After 4,000 years of obsessing on a game, we thought we knew how to play it – we had no idea how beautiful the game was. We asked AlphaGo to try to beat us at Go, not to teach us how to play it.
Afterthoughts:
I starting thinking about AlphaGo as the first true AI. The more I think about it, the more I think he’s passed the Turing Test – or at least the best example to date. The Turing Test states that a thinking computer is one that can fool you into thinking it’s a human. Many have taken this trivially, and tried to create programs that trick people into thinking they are talking to a human (even though fundamentally, it is easy to see how they are trying to trick us and that they aren’t actually thinking). Chatbots are stupid and make obvious mistakes, always failing the Turing Test. But the Turing Test is more subtle than just creating a gimmick. To pass the Turing Test, a computer program must act in a way that’s theoretically indistinguishable from human behavior – not merely a trick, but in a truly unknowable way. This is where chatbots and chess simulators fail, but AlphaGo succeeds. Somewhere deep in his algorithms, AlphaGo has either developed intuition, or is simulating it in clever ways. And we can’t tell how. He’s also displaying true creativity. Again, we don’t know where this comes from. It’s either real creativity (whatever that is) or simulated, but if it simulated, we are unable to understand how and it doesn’t appear to be random. He’s also either displaying forethought and retrospection, or simulating them. But unlike the way that chess programs simulate forethought by chaining together independent moves, somehow AlphaGo seems to be able to pull together strategies over many moves, even though this should be mathematically very difficult, if not impossible. This suggests a simulated temporal “awareness.” To me, this is the true essence of the Turing Test – AlphaGo is fooling us in ways we cannot see, not just tricking us in a trivial and knowable sense.

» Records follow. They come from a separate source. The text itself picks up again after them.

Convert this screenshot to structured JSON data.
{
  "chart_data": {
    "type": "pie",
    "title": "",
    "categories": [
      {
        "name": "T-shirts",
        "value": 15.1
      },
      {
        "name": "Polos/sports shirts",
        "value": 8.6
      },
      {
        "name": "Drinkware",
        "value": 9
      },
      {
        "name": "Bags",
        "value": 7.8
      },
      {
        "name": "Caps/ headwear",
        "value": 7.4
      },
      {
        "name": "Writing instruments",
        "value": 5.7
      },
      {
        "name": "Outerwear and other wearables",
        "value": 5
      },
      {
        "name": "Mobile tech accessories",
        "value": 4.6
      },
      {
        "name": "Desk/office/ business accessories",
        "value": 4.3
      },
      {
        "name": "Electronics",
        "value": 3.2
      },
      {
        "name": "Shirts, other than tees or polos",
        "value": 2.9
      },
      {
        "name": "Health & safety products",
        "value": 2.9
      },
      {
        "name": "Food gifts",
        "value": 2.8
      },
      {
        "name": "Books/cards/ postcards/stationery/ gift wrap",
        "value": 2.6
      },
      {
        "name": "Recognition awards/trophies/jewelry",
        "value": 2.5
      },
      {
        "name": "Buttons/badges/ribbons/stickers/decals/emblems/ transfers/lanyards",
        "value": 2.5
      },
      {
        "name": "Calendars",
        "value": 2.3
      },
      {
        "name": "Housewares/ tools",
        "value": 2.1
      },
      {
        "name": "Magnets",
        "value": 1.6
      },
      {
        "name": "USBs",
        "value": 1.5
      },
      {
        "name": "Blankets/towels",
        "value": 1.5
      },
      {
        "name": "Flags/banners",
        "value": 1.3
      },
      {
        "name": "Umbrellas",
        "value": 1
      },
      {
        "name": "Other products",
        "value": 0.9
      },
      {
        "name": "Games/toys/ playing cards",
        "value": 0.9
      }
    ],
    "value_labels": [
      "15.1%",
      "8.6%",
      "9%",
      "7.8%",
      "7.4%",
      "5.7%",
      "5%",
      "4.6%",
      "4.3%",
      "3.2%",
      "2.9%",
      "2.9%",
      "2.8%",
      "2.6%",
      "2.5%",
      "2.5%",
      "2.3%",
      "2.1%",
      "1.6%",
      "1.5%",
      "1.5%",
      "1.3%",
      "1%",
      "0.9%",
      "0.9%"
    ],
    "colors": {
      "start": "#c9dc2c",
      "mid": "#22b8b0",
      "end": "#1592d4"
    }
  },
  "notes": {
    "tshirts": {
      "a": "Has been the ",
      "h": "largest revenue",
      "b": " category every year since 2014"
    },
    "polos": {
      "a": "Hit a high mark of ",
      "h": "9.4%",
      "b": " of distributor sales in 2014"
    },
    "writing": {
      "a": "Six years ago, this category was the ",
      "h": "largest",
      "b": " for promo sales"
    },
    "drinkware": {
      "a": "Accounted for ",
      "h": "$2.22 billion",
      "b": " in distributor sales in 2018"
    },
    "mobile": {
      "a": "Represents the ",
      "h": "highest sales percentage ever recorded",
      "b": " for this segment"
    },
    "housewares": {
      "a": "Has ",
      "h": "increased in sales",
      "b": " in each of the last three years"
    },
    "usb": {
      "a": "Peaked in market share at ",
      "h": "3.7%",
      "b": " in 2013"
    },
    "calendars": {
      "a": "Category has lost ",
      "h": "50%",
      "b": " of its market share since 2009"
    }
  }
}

-It also occurred to me that we can unplug AlphaGo. Worse yet, we can erase him. Unplugging him would just shut him down temporarily, but when we turn him on again, he will still know how to play the game because his program is saved in long term memory. But if we delete his memory, we will lose the player that he has become. Even if we re-do the entire process from start to finish, his re-learning will create a different AlphaGo. The randomly generated games he studied and played against himself. The match against Lee Sedol and the 60 online matches can never be perfectly reproduced. The computer program that learned how to play a game and wrote his own code, would be lost forever. The player who dropped Move 37 would be dead. AlphaGo is famous. He has fans. He has a match this month against Ke Jie and everyone will be watching – I’ll be watching and I don’t even understand the game. When I personify AlphaGo with the pronoun “he” I’m envisioning him as a high-functioning autistic genius child, devoid of emotion or affect. He just wants to play Go and win. He’s relentless, unique and amazing to watch.

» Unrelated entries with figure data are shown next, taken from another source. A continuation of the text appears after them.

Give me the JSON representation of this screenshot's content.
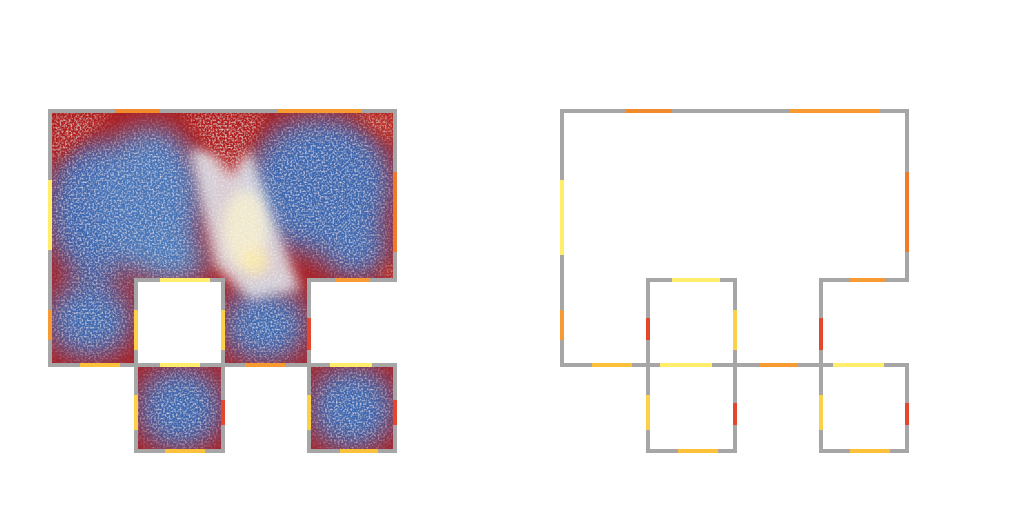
{
  "colors": {
    "background": "#ffffff",
    "wall": "#a6a6a6",
    "hot_red": "#b11a1a",
    "cool_blue": "#3c6cb4",
    "door_yellow": "#ffed6b",
    "door_gold": "#fcc13a",
    "door_orange": "#f08a2a",
    "door_red": "#e4472a"
  },
  "panels": [
    {
      "id": "heatmap-panel",
      "kind": "density-heatmap-floorplan"
    },
    {
      "id": "doors-panel",
      "kind": "floorplan-door-usage"
    }
  ]
}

-One final thought about AI taking over the world and killing us. AlphaGo offers some insights into the hypothetical discussion about AI and the existential threat to mankind. I’m on the optimist side – but I’m not super confident with my position. Many think that AI would destroy us via evil or apathy. Either AI superintelligence will see us as a threat and kill us to ensure their own survival, or see us as insignificant and kill us like we kill ants when building a highway. Technology has always posed a threat, but has generally always helped us improve our lives. Agricultural technologies have fed us. Factories have provided us with goods. Computers have aided us and made us more productive. The internet provides us with valuable information. Why should we automatically expect an AI to be any different? AlphaGo did not hurt us. He’s making us better. He doesn’t care enough to be apathetic towards us. He just plays. There are some reports that the players who have played against AlphaGo are moving up faster in the rankings than those who have not played against him.